Deal activity in Europe has picked up this year, with some countries like the UK and France more open to private equity opportunities than others, writes Buchan Scott.

European private equity is back on track after a period of lackluster activity. Successful fundraisings and decent exits from pre-credit crunch acquisitions are demonstrating that private equity is going to be an important part of economic recovery in Europe.

Private equity’s share of the UK M&A market has bounced to the heady levels of 2006, up to a handsome 73% in 2010, against just 28% last year. In the UK, average deal values, according to KPMG, are back to 2006 levels of around £180m. In Q2 2010, 95 deals fetched average multiples of more than 11x EBITDA. In France, private equity’s M&A share is up to 64% in the third quarter of 2010, according to CFNews, with a large proportion of high profile deals also trading at 11x EBITDA, according to Argos Mid-Market Index for June 2010.

But activity is not spread across the board and cultural norms persist.

Compared to the rest of Europe, a two-tiered private equity market has emerged in the UK and France – the most developed buyout markets in Europe – while Germany and Italy remain far more averse to changes in business ownership.


This first tier is made up of larger companies auctioned through competitive processes at racy multiples. Activity is driven by an estimated €137bn (€161 billion; $219 billion) capital overhang of European private equity funds under pressure to invest. The ‘willing sellers’ market, with private equity houses looking to deliver early exits of their best portfolio companies before fundraising, has led to a bubble characterised by pre-Lehman multiples and a record number of secondary and tertiary deals.

The second tier consists of smaller companies acquired outside competitive processes at more moderate multiples. Within this tier, there are many good businesses that aren’t suitable for auctions today, however more attractive pricing is attainable and it is traditionally where, in previous downturns, excellent post-recession vintages have been formed. The trick is to find these businesses and develop them, so that they can be made auctionable in the near future.

The four acquisitions Duke Street has completed so far this year have been in this second tier- completed outside competitive processes at an aggregate multiple of 5x EBITDA. Results can be rewarding – the four businesses we’ve sold post-Lehman were at an aggregate 9x EBITDA.

Naturally, some countries are more pre-disposed to private equity than others. Post-downturn, the UK and France have been the most active players in Europe.

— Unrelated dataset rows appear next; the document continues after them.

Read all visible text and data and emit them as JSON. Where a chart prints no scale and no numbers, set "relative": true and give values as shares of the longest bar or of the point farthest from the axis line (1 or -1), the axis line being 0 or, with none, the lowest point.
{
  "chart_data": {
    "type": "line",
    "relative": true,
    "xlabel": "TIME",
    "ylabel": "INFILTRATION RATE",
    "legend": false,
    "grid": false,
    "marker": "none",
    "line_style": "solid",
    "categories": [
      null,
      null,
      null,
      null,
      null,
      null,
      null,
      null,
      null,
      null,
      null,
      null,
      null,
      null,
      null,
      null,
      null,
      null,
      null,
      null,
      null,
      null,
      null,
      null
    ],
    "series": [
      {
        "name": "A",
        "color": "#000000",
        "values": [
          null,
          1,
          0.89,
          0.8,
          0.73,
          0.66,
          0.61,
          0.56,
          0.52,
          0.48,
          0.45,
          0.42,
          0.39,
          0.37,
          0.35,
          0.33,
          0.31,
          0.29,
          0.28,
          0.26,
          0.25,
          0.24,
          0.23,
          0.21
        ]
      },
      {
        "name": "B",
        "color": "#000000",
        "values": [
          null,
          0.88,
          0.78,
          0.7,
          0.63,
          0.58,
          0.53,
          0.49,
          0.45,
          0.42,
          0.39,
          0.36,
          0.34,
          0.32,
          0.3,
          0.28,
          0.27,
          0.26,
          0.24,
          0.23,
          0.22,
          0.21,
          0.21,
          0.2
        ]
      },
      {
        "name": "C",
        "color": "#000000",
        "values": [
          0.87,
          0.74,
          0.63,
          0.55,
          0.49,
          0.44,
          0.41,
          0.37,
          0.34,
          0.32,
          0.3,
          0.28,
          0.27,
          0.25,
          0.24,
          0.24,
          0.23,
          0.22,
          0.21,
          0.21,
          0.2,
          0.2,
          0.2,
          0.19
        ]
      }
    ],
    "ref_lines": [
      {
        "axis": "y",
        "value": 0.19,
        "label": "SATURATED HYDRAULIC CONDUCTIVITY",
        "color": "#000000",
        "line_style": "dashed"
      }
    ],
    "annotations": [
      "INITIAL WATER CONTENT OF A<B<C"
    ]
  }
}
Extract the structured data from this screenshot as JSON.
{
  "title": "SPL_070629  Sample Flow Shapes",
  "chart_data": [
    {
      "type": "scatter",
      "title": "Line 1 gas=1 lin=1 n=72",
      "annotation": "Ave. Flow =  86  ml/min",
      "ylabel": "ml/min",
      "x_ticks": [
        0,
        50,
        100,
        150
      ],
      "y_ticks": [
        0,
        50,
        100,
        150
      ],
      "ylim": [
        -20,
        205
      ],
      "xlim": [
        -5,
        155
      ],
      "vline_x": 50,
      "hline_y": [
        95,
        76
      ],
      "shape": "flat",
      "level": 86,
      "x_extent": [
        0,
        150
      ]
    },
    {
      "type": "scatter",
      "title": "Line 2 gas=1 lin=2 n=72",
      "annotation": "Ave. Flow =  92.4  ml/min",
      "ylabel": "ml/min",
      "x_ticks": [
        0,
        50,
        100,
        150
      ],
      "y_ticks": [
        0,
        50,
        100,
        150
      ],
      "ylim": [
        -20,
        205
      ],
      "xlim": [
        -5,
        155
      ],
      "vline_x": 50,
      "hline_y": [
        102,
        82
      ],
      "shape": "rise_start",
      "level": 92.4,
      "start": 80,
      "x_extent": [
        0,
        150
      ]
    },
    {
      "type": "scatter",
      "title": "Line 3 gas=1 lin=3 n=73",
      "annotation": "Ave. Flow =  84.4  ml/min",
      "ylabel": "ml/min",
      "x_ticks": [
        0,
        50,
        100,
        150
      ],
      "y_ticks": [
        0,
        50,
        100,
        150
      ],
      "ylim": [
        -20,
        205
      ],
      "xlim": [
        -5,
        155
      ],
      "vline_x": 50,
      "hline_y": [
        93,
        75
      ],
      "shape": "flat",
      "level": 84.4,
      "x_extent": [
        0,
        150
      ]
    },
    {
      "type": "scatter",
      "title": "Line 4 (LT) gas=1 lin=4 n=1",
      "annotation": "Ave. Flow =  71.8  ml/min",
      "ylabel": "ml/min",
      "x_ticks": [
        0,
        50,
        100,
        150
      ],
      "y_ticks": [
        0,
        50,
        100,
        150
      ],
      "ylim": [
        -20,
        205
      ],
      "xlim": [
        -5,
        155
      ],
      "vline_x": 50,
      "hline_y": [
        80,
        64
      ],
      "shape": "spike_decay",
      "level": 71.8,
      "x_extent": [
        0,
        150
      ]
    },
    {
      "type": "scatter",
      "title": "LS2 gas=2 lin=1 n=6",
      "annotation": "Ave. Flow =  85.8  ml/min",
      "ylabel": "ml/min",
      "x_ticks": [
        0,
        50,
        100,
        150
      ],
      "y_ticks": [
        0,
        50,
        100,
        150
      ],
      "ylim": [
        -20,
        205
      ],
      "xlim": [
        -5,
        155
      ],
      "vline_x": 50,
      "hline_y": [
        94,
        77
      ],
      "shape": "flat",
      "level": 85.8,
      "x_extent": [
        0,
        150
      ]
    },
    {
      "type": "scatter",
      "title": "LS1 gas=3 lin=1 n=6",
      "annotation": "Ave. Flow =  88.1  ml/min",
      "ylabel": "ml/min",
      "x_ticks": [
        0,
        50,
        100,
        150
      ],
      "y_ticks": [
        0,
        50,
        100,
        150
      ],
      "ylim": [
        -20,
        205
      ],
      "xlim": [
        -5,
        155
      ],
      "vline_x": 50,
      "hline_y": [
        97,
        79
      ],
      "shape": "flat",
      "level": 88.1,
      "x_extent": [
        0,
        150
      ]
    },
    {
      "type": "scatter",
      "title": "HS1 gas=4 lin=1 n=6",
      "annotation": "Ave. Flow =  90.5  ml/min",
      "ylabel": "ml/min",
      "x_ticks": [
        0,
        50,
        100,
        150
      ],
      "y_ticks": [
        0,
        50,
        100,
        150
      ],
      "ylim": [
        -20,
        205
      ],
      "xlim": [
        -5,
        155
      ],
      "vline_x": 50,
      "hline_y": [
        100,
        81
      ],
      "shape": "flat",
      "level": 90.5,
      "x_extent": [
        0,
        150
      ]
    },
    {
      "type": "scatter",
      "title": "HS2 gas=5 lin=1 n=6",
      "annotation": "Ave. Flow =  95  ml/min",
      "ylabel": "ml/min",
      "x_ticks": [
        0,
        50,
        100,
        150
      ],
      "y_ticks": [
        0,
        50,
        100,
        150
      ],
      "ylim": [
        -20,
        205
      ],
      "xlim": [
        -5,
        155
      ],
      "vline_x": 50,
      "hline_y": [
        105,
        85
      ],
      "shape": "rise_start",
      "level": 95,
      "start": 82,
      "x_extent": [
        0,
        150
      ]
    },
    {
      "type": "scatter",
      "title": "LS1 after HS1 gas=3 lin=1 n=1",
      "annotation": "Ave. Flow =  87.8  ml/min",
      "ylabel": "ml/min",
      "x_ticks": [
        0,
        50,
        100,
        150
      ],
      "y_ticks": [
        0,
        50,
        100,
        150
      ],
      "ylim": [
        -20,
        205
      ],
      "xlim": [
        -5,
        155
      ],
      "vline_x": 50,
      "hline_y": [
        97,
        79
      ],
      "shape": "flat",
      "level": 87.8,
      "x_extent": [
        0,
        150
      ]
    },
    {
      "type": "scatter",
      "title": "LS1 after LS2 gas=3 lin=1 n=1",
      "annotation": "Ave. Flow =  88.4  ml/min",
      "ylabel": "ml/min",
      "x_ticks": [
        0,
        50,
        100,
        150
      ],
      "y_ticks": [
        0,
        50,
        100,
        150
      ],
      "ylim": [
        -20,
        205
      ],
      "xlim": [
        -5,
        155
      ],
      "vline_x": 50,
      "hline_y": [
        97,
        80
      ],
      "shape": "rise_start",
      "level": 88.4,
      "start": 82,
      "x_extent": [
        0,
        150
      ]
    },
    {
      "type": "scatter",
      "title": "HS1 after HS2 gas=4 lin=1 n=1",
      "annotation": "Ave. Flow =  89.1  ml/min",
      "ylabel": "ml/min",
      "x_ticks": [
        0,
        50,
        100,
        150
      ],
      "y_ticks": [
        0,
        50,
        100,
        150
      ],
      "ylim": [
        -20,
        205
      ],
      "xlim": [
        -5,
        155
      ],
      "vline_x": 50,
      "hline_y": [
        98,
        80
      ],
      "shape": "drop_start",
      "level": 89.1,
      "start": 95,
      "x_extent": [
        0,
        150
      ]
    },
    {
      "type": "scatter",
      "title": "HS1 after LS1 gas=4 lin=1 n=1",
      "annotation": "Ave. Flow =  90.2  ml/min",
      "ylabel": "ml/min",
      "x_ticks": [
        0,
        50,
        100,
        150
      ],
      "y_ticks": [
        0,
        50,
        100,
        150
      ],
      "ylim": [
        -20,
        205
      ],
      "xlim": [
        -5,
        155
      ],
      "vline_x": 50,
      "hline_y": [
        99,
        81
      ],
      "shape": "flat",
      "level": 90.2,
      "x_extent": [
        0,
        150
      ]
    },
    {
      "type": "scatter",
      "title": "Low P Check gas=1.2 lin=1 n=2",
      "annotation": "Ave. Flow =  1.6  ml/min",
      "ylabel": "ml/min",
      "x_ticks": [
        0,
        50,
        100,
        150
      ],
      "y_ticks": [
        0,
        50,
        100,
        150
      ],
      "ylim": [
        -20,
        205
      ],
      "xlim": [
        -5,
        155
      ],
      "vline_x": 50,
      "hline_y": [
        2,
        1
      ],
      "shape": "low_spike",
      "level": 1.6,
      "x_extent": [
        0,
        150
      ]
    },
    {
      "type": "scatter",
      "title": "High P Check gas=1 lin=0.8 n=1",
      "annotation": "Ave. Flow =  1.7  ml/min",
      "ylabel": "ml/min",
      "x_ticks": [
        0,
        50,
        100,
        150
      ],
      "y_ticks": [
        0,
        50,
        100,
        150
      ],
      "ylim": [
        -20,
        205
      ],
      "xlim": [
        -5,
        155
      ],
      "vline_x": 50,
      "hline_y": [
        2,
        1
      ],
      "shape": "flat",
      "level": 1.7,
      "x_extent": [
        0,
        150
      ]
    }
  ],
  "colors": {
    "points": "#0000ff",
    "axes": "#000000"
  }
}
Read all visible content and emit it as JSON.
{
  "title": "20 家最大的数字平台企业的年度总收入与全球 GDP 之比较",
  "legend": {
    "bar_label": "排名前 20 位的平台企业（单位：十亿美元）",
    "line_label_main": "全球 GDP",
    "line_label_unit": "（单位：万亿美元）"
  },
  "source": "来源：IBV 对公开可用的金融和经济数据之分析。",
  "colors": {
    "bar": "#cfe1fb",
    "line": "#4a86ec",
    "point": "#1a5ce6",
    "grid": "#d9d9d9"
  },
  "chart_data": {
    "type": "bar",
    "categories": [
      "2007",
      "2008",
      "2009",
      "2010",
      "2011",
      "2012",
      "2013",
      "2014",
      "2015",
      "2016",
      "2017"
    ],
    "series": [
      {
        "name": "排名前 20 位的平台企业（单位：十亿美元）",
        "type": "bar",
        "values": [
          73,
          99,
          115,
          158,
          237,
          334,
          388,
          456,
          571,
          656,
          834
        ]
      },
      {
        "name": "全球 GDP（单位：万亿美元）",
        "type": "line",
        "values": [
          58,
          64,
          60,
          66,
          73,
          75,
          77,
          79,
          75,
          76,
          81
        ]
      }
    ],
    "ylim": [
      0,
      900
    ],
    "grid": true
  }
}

France in particular, has had a good downturn. Its socialist legacy has meant that it never became overheated or overly cooled as a market. The huge weight of civil servants and the low household debt levels are strong shock absorbers for French consumer demand.

Also, the main reason for heightened UK and French private equity activity is the propensity for close links to managers, especially useful when acquiring companies off market. Experienced UK and French managers are more predisposed to partnering with private equity in smaller companies than in other European countries.

Germany has the potential to be a huge market for private equity, but experienced German managers are pre-disposed to being executives in large, established groups or to stay in family-owned companies, than to partner with a buyout house. In Italy, the family-owned company is still very important. Managers prefer not to partner with foreign financial investors and instead keep it in the family.

A strong, hands-on operational model is key to yielding absolute returns for PE holders, via a transformational approach. The focus on value creation is even more important as GDP in Western Europe is likely to grow moderately over the next couple of years, addressing the challenge of achieving high growth in a low growth environment.

UK and France are expected to at least maintain or increase current private equity deal activity for some time to come and, for those managers not turned off by complex deals and ready to get their hands dirty to transform a company, there is a clear path to strong returns.

Buchan Scott is a partner with Duke Street.